Burghof: Wenn nationaler Banken-Champion heißt, eine globale Investmentbank, die in Deutschland ihren Heimatsitz hat, dann gibt es diese Bank offenkundig nicht. So richtig hat es die auch nie gegeben, denn die Investmentbanker der Deutschen Bank saßen ja gar nicht in Frankfurt, jedenfalls die, die den Ton angaben, sondern die saßen in New York und London. Die große Deutsche Bank gibt es weiterhin und ich glaube, auch diesen nationalen Champion, den man da beschrien hat. Der wird ja nicht durch Fusionen erzeugt, sondern der wird dadurch erzeugt, dass eine Bank in bestimmten Geschäftssegmenten europaweit, vielleicht sogar weltweit erfolgreich ist.

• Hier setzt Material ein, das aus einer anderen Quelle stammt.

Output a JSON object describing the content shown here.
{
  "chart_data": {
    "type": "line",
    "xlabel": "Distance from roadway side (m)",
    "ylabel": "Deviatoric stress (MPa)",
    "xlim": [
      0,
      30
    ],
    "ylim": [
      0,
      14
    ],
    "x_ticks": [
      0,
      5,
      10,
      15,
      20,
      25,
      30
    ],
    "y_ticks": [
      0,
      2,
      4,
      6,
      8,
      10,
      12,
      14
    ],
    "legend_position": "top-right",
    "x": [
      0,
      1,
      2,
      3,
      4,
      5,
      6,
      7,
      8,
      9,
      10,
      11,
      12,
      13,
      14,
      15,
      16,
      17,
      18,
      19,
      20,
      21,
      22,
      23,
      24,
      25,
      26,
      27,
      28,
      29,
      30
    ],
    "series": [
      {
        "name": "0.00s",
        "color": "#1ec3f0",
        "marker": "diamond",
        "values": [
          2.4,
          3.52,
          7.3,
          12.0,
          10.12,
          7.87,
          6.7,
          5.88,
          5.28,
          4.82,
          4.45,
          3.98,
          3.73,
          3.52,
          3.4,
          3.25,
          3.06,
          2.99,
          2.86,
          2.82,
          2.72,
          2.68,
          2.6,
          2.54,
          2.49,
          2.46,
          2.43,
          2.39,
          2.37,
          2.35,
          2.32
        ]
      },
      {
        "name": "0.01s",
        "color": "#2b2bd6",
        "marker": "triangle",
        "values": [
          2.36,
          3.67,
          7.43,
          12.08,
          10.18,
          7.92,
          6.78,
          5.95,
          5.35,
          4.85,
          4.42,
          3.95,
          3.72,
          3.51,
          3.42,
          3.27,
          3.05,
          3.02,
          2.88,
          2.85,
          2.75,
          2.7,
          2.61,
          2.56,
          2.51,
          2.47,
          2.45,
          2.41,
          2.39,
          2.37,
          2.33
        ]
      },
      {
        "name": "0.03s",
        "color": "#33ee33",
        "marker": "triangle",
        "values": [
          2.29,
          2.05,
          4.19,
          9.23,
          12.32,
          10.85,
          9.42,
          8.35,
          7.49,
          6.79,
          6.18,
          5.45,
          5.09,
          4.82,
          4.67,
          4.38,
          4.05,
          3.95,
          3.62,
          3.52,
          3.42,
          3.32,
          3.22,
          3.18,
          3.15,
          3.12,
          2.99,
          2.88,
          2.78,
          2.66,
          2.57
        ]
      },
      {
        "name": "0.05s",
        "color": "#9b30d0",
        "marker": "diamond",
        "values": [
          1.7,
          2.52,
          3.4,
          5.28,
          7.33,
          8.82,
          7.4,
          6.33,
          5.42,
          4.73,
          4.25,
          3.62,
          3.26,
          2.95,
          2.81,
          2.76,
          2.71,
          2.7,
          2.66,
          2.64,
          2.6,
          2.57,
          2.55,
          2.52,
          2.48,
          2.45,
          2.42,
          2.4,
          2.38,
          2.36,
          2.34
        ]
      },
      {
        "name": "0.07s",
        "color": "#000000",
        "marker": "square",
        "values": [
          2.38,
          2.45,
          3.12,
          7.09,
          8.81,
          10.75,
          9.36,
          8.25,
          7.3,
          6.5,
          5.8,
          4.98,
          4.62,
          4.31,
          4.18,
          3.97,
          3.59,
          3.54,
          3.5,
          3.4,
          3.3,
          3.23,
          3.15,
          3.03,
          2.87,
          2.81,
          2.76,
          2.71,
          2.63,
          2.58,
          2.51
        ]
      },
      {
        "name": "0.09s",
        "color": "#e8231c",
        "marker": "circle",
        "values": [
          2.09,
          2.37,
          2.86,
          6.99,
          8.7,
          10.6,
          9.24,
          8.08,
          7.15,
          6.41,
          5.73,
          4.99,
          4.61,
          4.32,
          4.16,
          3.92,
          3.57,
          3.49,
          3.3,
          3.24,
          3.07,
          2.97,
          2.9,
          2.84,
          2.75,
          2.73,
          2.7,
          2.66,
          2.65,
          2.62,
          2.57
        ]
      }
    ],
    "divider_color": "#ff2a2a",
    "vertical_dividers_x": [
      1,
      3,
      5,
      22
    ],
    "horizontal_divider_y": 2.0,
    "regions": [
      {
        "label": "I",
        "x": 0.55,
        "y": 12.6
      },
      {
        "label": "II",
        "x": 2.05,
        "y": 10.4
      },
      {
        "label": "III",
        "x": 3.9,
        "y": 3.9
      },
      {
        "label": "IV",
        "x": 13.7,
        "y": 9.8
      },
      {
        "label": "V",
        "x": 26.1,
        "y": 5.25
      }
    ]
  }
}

Das muss die Deutsche Bank versuchen, aber dafür muss sie sich erst mal so aufstellen, dass sie überhaupt eine Chance hat. Und das wird jetzt versucht, diese Positionierung zu finden.
Positiver Effekt für Geschäftskunden?
Fröhndrich: Vielleicht noch mal eine Frage aus Sicht all jener, die ein Konto aktuell bei der Deutschen Bank haben, um das nicht zu vergessen. Was bedeutet denn dieser Umbau jetzt für diejenigen?
Burghof: Ich glaube, für den normalen Privatkunden oder für das kleine Unternehmen - für den Privatkunden bedeutet es eigentlich gar nichts. Was soll sich da großartig ändern? Er ist weiterhin für die Deutsche Bank so interessant, wie er vorher auch war. Die Deutsche Bank bietet die gleichen Produkte für ihn an. Im sogenannten Retail-Geschäft würde ich da nicht große Veränderungen erwarten. Bei den Unternehmenskunden könnte man sich durchaus auch einen positiven Effekt erwarten, weil jetzt die Machtverhältnisse in der Bank sich verschieben und damit das Geschäft mit ihnen für die Bank wichtiger, zentraler wird und sie dann vielleicht auch besseren Service erwarten können. Aber das muss die Bank erst noch mal leisten, das muss sie umsetzen, aber es kann durchaus einen positiven Effekt auf der Seite geben.